For the first seven or eight years of my life, in addition to Christmas presents from all the usual suspects—mom and grandma, aunts and uncles—every December the mailman would deliver some odd gift in a plain brown wrapper. These parcels were always addressed in the same fussy fashion: “To Master H.W. McGruther, Esq.” No sender’s name or return address. When I quizzed mom about the origin of these charitable contributions to my arsenal of holiday detritus, her answer was always the same. “Your father.” I wanted to think differently about dad and his parcel post parenting, but these unmarked boxes always contained more questions than answers.
“I HATE football—what am I supposed to do with a Jets helmet?”
“What the hell’s an Ant Farm?”
“A toy Doctor kit?! Does he think I’m a three-year-old?”
Every time I ridiculed the man who wasn’t there about the gift I didn’t like, mom launched into the same threadbare diatribe about the spirit of giving, then closed with a line straight out of an ABC After-School Special. “He’s your father and he loves you very much—nothing else matters.” Mom’s guilt trips worked like a charm. My greed and self-absorption plummeted, dad’s stock on the Love and Caring Index held steady, and mom’s’s Wisdom Quotient went through the roof. To regain her faith, I gamely diddled with dad’s dumb gift ’til New Years Day, then banished it to the back of my closet. When my birthday rolled around January 21st, mom would smile confidently as I tore into every fantastic gift she’s typed her fingers to the bone to finance. Slotcars. Tennis rackets. G.I. Joes with kung fu grip. A Dynamo label maker.

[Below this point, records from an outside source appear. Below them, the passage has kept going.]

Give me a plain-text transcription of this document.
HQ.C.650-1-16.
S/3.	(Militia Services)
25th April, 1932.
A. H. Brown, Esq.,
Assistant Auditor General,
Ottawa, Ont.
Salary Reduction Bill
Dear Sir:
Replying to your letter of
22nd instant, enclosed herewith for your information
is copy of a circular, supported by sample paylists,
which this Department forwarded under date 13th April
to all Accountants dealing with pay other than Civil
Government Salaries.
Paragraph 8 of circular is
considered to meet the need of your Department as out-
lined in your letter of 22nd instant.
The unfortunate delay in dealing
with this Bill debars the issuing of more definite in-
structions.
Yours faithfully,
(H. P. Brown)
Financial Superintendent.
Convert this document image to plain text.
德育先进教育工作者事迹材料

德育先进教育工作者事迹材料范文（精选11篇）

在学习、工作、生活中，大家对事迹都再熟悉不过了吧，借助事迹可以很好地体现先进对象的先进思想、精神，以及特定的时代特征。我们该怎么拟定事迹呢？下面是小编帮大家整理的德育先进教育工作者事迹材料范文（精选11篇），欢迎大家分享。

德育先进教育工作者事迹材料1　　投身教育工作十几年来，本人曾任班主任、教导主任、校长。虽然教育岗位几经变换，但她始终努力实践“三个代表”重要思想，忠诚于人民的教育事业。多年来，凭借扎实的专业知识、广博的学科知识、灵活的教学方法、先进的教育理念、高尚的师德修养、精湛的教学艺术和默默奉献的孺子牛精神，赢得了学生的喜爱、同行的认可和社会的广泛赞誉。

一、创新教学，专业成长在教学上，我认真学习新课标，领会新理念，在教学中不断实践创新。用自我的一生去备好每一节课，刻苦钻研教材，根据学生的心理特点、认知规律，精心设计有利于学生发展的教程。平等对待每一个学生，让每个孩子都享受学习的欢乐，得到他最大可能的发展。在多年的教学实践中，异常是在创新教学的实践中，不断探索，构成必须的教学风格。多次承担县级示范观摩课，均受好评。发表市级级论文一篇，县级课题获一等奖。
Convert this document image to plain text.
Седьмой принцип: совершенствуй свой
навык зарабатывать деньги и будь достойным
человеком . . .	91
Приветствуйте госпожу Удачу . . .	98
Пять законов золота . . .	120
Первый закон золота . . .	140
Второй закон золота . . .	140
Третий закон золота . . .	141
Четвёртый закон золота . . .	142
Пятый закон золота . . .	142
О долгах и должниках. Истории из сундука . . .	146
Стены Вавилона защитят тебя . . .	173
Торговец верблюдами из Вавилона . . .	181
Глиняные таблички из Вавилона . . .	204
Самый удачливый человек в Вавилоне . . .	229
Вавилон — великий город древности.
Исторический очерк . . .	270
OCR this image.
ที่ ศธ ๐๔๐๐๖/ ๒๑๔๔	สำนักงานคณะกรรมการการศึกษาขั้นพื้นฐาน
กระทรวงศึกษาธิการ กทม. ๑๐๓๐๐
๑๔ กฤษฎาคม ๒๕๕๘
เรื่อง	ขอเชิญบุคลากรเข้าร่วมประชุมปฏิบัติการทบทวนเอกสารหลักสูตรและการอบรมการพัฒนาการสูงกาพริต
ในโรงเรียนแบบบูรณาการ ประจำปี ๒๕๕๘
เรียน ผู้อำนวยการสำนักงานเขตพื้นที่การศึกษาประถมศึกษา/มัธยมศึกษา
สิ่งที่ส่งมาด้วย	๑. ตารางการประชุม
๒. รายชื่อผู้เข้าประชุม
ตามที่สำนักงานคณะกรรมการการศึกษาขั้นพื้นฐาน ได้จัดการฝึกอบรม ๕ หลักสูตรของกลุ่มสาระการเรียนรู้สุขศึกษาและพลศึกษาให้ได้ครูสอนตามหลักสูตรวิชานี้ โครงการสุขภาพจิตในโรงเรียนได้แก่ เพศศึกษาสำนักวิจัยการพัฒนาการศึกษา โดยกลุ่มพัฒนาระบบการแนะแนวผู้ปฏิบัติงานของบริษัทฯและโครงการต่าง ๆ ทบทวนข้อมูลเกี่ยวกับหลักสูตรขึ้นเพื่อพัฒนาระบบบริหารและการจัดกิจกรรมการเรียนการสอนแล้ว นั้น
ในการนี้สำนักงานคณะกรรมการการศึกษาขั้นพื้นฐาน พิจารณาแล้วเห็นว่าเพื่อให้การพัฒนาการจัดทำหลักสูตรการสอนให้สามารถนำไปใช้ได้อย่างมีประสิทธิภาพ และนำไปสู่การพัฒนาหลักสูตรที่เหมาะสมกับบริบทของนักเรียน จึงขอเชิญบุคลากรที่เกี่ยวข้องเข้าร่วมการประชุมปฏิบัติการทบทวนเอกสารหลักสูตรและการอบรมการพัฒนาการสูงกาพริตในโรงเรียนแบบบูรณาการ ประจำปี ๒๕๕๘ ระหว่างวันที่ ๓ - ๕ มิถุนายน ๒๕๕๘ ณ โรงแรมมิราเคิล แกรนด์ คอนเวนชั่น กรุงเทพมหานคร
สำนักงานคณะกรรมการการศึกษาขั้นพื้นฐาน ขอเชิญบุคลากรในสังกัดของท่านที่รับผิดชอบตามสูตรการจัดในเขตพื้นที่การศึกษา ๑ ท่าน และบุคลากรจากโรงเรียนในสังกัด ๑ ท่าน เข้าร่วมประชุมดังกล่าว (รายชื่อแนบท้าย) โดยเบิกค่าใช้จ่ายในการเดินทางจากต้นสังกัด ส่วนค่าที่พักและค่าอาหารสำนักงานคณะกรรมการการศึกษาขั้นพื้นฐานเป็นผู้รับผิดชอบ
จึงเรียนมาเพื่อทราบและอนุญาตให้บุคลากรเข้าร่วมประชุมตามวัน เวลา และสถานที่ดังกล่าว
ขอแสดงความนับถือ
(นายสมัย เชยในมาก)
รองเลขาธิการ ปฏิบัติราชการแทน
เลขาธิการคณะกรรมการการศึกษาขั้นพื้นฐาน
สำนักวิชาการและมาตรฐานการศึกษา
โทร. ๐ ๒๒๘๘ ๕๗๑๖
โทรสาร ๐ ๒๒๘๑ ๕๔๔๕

“Now THIS is a gift I can use! Thanks, mom!”
“I’m glad you like it. Now stop labeling everything in the goddamned house and go write your dad a thank-you letter. He’ll love hearing from you. “Thank him for the baseball mitt, but don’t mention you’re left-handed—it’ll only embarass him.”
Though I wrote those thank-you letters as instructed, eventually the plain brown packages stopped coming. Was it something I said? Did my hand-written letter for last year’s Mr. Potato Head seem less than sincere? We moved recently—maybe dad didn’t know our new address. Whatever the reason, it didn’t matter. Feigning interest in either the man or the feeble tokens of his affection had grown tiresome. Mom’s zeal to dignify dad’s memory had also waned. Ten years is a long time to pretend to care—especially for someone I never knew. For Mister H. W. McGruther, Sr., I’m sure the feeling was mutual.